The effectiveness of the Health Star Rating system in helping consumers make healthier food choices could be increased by using colour, new research led by Curtin University has found.
The research, published in the Australian and New Zealand Journal of Public Health, examined the potential to enhance the Health Star Rating by adding colour and limiting it to the Health Star Rating icon.
John Curtin Distinguished Professor Simone Pettigrew, from the School of Psychology at Curtin University and The George Institute for Global Health, said calls had been made in Australia to add colour to front-of-pack nutritional labels to enhance their effectiveness.
“It is important for front-of-pack nutritional labels to assist consumers with making healthier choices for themselves and their families. Previous research shows that front-of-pack nutritional labels that can be quickly and easily understood are more effective in influencing healthier product choices,” Professor Pettigrew said.
“An online survey was administered to 1,033 Australian adults who were shown four packs of breakfast cereal of varying levels of healthiness and then nominated the product they would prefer to buy, as well as the one they thought was the healthiest.
“The study participants saw various versions of the Health Star Rating that differed according to whether they were in black and white or colour, or showed the star icon alone or accompanied by individual nutrient icons. The coloured versions used the traffic light colours of green, amber and red to indicate the healthiness of the product.”
The study found that front-of-pack nutritional labels that were in full colour and only had the Health Star Rating were more helpful to consumers compared to black and white labels or those that included additional nutrient icons.
Professor Pettigrew explained that using colours was important for attracting attention and quickly communicating healthiness, and that having too much information on products in the supermarket could be distracting for consumers, leading them to make poorer choices.

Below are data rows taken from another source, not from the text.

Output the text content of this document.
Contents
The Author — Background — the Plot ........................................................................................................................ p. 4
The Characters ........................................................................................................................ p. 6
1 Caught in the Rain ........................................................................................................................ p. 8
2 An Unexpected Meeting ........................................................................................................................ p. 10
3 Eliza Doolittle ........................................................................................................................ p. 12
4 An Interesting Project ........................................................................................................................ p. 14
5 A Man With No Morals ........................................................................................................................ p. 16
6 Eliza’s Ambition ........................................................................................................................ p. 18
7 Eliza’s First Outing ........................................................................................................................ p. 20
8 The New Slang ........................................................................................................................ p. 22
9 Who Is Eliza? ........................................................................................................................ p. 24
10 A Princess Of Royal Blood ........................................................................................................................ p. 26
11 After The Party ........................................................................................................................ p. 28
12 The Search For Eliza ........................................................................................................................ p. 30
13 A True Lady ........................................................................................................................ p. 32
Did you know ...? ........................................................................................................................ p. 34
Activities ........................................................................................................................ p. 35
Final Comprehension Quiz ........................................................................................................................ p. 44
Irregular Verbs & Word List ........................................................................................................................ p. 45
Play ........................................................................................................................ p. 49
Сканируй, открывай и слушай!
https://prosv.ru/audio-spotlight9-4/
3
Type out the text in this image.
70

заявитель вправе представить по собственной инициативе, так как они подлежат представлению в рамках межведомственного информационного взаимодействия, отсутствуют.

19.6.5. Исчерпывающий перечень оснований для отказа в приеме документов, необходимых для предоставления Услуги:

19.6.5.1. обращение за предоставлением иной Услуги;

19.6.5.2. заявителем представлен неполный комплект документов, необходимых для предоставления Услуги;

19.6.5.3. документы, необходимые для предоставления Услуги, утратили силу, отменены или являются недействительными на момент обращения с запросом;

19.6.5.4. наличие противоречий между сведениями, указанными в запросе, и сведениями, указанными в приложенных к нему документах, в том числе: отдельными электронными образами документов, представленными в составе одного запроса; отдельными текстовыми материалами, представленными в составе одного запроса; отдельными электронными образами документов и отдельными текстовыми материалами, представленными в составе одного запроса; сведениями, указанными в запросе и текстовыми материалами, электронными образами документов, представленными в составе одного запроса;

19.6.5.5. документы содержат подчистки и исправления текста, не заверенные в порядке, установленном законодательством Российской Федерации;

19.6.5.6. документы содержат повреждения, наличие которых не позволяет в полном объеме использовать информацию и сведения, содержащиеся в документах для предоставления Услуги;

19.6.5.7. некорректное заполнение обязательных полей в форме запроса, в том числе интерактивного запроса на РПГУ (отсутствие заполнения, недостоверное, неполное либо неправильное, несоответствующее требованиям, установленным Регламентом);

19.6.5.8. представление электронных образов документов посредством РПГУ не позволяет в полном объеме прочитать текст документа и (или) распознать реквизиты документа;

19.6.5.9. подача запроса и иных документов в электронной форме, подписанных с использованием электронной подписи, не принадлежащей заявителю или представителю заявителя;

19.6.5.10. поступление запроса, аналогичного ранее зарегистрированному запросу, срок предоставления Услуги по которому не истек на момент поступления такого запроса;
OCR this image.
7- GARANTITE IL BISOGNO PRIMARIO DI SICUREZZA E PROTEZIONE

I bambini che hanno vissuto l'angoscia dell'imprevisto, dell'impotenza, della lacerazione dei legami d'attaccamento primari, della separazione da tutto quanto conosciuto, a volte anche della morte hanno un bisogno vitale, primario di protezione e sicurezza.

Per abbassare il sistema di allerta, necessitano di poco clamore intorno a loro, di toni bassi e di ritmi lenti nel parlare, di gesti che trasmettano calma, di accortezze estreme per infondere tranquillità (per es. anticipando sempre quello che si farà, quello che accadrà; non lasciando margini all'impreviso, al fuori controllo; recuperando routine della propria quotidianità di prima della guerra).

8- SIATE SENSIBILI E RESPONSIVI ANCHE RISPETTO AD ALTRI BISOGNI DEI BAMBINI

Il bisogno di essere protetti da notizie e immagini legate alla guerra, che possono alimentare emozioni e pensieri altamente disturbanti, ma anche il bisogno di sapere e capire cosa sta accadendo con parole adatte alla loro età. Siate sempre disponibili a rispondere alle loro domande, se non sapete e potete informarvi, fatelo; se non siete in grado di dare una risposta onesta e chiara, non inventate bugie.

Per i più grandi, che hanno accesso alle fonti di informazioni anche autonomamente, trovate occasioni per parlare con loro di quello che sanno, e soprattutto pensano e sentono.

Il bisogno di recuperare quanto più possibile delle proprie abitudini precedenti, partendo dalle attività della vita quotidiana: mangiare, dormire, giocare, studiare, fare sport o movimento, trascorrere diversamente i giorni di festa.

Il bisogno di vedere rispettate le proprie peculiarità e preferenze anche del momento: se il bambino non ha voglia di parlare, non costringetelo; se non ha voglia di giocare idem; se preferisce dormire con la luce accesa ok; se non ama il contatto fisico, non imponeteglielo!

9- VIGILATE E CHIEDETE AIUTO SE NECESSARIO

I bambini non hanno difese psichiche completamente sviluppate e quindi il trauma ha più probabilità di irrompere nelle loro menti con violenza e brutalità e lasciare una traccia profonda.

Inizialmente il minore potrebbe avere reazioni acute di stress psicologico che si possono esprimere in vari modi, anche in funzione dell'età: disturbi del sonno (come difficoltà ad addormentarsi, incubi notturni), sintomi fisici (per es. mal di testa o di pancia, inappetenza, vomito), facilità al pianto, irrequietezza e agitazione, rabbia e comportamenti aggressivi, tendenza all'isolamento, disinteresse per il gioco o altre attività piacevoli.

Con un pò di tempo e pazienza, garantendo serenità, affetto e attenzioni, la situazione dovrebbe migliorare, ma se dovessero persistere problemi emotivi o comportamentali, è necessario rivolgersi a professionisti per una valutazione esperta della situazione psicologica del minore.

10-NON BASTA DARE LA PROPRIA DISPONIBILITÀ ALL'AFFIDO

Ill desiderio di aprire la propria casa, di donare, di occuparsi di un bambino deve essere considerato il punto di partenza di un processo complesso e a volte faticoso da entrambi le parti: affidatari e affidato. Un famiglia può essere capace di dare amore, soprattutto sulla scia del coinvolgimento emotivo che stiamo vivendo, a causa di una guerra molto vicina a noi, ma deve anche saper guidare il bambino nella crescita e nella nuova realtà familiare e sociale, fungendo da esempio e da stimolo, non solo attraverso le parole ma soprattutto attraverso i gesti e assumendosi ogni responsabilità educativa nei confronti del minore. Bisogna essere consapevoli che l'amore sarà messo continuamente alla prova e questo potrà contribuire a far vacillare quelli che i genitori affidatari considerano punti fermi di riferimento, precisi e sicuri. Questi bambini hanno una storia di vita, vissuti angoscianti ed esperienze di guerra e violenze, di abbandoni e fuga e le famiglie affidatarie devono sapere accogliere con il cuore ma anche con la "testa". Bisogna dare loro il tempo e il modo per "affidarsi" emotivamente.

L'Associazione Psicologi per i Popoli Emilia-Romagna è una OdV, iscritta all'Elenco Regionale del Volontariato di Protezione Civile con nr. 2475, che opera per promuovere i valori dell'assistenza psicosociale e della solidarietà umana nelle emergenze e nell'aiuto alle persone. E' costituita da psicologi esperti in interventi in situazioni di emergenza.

“Our findings have important implications for policy makers who should consider the evolution of the Health Star Rating towards a more interpretive presentation that includes colour and excludes the nutrient icons. This would help consumers make better food choices for themselves and their families,” Professor Pettigrew said.
The research was co-authored by researchers from the School of Psychology at Curtin University.
The full paper is titled, ‘Enhancing the effectiveness of the Health Star Rating via presentation modifications.’